If you live in Central Texas, you’ve probably seen a loquat tree. They’re usually smallish, fast-growing trees that have big, oblong glossy-yet-fuzzy leaves that stay on all year. They have a nice tropical look. PLUS! If the winter is a mild one, the loquat tree produces hundreds of sweet, yellow fruit that are great right off the tree, or in jams and desserts.
If you let a loquat grow without pruning, it’ll eventually reach a height of 20-30 feet, but it responds well to heavy pruning. In fact, you could probably grow them as a hedge instead of training them as trees – but I don’t know why you’d want to. With a little bit of occasional effort, they grow into really nice looking little trees.
I had a small loquat in our last yard that I bought when it was about three feet tall. It grew great with no problems for two years, then very suddenly (over a weekend!) died from fire blight. I was really disappointed. Happily, our neighbor’s tree was unaffected and last spring they let us have all the fruit hanging over on our side of the fence – which was a LOT.

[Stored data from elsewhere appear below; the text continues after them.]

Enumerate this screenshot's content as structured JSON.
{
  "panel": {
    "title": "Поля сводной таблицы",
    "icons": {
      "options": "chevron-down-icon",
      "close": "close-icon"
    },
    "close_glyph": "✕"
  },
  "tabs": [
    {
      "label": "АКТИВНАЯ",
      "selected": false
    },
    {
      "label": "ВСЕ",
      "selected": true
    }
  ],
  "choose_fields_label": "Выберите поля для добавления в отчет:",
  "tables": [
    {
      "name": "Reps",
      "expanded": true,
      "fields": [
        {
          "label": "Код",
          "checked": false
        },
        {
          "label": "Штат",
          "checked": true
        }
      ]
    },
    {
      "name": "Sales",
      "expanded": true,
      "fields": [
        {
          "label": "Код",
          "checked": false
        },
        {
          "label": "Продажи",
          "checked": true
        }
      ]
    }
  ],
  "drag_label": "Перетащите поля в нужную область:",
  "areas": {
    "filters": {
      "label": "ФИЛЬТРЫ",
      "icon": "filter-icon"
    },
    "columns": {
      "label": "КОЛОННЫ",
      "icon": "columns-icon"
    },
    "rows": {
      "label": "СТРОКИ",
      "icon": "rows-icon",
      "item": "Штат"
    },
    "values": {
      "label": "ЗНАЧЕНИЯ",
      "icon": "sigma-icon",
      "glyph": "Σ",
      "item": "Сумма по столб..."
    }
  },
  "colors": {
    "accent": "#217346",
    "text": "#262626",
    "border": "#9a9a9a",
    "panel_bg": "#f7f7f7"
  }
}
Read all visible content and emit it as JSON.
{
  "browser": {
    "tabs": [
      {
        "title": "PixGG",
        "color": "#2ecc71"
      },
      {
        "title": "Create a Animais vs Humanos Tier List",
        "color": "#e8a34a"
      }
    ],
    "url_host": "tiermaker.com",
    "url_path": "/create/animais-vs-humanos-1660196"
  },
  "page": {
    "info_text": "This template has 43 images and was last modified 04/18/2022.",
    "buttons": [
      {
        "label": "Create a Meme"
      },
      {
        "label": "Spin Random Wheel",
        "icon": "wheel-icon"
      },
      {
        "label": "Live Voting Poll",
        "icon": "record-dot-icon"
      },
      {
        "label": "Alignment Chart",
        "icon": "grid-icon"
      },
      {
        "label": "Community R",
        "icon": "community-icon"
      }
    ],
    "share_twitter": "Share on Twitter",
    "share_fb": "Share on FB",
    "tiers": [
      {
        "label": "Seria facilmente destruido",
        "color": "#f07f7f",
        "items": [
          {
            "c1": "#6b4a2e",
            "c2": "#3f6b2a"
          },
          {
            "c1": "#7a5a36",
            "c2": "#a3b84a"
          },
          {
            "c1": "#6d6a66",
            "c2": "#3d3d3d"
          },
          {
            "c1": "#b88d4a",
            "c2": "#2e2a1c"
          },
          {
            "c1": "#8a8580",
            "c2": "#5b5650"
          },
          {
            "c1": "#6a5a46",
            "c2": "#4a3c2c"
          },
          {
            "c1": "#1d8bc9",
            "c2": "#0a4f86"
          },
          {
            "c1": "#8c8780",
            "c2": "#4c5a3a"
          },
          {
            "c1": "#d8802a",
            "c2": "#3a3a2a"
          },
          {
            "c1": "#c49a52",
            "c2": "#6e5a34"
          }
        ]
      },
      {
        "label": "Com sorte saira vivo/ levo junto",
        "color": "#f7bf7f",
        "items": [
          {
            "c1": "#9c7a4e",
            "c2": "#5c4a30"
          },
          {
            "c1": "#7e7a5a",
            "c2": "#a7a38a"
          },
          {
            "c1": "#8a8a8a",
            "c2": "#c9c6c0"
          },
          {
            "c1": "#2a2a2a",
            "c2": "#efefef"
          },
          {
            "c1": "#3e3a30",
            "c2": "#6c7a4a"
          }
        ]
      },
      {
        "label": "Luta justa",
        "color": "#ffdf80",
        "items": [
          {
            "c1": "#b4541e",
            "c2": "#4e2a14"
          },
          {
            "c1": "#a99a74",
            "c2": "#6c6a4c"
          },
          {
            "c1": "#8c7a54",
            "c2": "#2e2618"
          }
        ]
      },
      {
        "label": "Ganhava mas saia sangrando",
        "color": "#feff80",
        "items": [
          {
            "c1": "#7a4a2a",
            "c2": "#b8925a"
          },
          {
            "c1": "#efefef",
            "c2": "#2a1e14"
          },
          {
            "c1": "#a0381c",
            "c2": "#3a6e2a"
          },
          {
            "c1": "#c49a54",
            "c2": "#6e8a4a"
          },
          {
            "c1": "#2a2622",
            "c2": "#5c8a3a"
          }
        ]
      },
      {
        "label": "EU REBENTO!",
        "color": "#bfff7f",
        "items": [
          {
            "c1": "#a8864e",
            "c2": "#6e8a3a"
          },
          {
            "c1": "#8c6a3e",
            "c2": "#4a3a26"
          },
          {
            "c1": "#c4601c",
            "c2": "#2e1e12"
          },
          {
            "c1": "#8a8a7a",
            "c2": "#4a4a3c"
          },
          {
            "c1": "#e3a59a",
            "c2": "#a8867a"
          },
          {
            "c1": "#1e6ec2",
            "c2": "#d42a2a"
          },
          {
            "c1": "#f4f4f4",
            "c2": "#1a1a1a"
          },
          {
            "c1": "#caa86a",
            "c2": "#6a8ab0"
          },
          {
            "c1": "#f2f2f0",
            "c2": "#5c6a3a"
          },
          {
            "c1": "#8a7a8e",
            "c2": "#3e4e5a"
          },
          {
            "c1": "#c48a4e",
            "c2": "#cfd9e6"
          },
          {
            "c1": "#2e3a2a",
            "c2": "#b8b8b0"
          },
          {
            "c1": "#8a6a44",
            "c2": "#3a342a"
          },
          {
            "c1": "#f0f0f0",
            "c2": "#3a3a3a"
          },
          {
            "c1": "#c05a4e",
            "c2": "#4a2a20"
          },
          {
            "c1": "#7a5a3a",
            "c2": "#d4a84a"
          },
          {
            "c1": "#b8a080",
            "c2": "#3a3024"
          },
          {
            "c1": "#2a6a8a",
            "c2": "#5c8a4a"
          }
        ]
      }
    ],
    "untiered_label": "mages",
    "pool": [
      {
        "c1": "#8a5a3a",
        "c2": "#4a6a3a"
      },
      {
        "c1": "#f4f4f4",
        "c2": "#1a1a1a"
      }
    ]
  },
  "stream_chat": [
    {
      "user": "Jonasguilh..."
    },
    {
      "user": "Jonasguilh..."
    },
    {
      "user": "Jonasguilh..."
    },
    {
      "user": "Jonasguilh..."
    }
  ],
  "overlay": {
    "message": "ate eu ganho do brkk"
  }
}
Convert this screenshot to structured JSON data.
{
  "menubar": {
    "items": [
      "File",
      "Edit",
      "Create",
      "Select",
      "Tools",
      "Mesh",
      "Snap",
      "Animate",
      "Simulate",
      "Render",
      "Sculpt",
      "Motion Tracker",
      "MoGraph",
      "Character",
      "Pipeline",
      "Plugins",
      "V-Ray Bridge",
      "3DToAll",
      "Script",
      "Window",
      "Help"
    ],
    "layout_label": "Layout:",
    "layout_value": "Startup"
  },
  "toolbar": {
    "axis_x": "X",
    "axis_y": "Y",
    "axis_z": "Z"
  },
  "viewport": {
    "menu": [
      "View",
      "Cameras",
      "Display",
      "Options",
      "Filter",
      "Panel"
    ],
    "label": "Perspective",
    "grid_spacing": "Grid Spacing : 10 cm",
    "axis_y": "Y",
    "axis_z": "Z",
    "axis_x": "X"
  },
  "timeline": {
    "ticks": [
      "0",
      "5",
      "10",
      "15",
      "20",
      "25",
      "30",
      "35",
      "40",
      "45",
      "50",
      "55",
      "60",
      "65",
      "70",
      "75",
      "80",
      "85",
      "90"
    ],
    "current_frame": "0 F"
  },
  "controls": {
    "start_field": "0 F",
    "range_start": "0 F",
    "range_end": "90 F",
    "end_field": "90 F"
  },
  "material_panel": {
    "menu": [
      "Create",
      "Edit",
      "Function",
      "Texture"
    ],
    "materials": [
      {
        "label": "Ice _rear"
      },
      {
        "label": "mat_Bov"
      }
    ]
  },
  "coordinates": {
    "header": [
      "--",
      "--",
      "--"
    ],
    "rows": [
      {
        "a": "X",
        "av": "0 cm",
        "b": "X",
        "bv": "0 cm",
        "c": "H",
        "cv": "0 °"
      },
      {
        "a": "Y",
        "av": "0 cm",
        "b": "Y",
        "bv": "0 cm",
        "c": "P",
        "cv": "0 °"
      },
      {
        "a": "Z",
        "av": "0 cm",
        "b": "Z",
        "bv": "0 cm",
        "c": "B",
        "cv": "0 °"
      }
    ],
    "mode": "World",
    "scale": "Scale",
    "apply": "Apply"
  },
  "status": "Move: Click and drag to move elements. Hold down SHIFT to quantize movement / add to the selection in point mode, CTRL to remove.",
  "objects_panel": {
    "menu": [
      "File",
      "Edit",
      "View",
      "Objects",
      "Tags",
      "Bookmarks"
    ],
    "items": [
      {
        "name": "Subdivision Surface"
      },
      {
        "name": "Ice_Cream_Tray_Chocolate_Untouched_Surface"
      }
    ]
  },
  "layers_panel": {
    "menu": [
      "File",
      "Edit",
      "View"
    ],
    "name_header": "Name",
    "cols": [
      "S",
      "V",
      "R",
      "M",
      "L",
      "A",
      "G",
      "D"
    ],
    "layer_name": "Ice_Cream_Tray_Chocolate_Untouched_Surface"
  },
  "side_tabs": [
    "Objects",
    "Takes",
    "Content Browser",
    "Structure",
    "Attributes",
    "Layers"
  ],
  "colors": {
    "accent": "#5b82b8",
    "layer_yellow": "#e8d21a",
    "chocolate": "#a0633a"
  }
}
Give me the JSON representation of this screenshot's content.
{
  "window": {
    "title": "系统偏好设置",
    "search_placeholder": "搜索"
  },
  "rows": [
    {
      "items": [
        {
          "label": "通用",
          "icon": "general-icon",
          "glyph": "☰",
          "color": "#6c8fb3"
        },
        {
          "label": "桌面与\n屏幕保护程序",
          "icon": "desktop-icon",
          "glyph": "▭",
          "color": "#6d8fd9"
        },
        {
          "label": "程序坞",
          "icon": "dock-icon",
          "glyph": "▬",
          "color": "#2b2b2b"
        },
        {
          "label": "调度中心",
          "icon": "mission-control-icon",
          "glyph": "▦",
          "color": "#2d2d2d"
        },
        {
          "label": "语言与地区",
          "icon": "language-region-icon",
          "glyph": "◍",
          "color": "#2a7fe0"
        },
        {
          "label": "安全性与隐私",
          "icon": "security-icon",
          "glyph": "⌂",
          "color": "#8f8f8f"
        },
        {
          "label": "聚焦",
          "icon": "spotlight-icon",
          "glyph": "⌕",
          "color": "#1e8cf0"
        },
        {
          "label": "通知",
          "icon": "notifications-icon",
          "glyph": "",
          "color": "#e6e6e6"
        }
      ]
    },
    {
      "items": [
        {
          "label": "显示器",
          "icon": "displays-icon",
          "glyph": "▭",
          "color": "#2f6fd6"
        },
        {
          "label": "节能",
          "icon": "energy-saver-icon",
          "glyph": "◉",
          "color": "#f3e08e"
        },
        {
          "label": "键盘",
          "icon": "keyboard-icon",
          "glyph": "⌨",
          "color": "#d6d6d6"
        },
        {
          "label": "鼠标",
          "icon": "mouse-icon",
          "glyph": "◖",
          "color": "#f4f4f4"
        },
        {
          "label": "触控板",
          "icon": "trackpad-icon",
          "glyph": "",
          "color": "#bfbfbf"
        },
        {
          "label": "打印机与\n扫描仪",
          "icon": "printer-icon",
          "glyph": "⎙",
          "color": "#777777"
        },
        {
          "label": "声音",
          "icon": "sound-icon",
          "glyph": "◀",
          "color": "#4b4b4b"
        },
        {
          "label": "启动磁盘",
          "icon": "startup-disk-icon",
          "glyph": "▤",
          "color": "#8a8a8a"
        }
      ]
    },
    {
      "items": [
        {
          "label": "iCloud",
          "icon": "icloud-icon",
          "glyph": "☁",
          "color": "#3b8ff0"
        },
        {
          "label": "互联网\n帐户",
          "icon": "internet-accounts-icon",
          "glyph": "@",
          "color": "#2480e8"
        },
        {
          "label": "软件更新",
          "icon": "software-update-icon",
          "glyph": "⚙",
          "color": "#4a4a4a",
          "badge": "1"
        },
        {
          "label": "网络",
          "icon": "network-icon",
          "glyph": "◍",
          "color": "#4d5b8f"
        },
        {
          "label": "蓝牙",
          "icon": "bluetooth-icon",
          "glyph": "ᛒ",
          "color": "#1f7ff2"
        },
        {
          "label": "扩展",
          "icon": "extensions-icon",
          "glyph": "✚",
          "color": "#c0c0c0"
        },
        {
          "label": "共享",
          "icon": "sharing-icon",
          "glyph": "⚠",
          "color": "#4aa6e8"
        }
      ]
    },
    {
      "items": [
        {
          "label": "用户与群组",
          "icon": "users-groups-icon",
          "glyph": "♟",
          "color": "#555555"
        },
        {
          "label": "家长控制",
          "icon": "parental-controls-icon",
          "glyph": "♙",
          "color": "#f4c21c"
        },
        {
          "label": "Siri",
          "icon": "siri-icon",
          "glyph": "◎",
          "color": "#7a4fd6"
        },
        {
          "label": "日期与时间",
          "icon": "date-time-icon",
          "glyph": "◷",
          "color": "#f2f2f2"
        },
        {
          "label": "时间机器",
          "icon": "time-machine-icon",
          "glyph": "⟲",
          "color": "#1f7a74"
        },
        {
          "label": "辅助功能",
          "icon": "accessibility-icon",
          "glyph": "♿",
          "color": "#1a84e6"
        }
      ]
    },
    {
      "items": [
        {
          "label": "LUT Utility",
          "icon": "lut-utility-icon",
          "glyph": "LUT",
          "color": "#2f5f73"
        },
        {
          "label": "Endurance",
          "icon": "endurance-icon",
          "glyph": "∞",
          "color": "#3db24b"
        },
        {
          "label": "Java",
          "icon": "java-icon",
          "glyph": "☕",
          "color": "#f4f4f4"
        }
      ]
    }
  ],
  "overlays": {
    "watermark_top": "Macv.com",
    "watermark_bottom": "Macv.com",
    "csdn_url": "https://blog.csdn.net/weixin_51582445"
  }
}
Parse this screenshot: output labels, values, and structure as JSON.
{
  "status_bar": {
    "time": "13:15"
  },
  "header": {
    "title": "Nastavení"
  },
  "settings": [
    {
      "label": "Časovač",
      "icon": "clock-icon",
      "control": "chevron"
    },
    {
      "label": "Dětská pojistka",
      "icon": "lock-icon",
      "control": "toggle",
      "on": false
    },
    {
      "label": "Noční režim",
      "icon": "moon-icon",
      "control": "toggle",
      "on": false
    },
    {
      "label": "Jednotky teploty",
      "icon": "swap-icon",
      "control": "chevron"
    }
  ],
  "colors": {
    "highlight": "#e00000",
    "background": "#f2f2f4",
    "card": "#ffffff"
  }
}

I decided that since I have the perfect space for some loquats in the new yard that it was worth giving it another shot – especially when I saw the great price on them at Red Barn, our fabulous local nursery. Thanks to my sweet dad, who drove his truck into town and took me to get them, and my sweet husband, who I hope will plant the trees tomorrow while I run a debate tournament, I’m now the proud owner of these two beauties:
Can’t wait to get ’em in the ground, prune them into trees, and put some nice shade plants underneath.
Hooray for loquats!
Aside: While at Red Barn, my dad and I had a really strange, funny experience. A small Asian* woman in her sixties approached us while we were selecting our trees, and stood right next to me, shaking her head while clutching her tiny bougainvillea plant. I smiled but then sort of ignored her while discussing with my dad which ones looked the best. Finally, she couldn’t stand it anymore and told me I would not be buying the ones I was looking at because I needed to buy smaller trees. She indicated that she knew these trees because they originated where she was from and that they grew really fast, and that I couldn’t waste my money on the larger, more expensive ones because the small ones would be big soon. I HAD to buy the smaller one. She kept trying to lead me over to the trees that were about 3 feet tall. At first I was a little confused. I thought maybe she wanted to buy the smaller ones and that she thought my dad and I worked at the nursery and that we were morons or trying to swindle her into paying more. So I smiled and said no thanks, and made a point to start a conversation with my dad about where in MY yard these trees were going to go. It was super awkward. My dad had on his business face, which to me said, I hear what’s happening but I am pretending not to, so if you decide to talk to her it’s your problem. I didn’t blame him.
The lady wouldn’t let it drop, so I said, blah blah, the price difference was small and that I wanted privacy along my back fence etc., etc. The whole time I explained my wasteful ways to this stranger, I was berating myself: WHY ARE YOU EXPLAINING? But despite her judgmental aggression, she was ultimately trying to be helpful, and I have a hard time being rude to people like that. While this was happening, my dad loaded the trees on the wagon and we started walking. This woman was so hell-bent on saving me from myself that she followed behind us most of the way to the register, alternately muttering under her breath and telling me I had to put them back. I called a thank you back to her and kept going. After we checked out, I could see her wandering the place, single tiny plant in hand, probably looking for someone else to help. My dad and I giggled on the ride back to my house.
And I don’t feel a bit guiltree.
* I only mention her ethnicity because it seemed relevant, at first, to her stated qualifications with regard to loquat selection.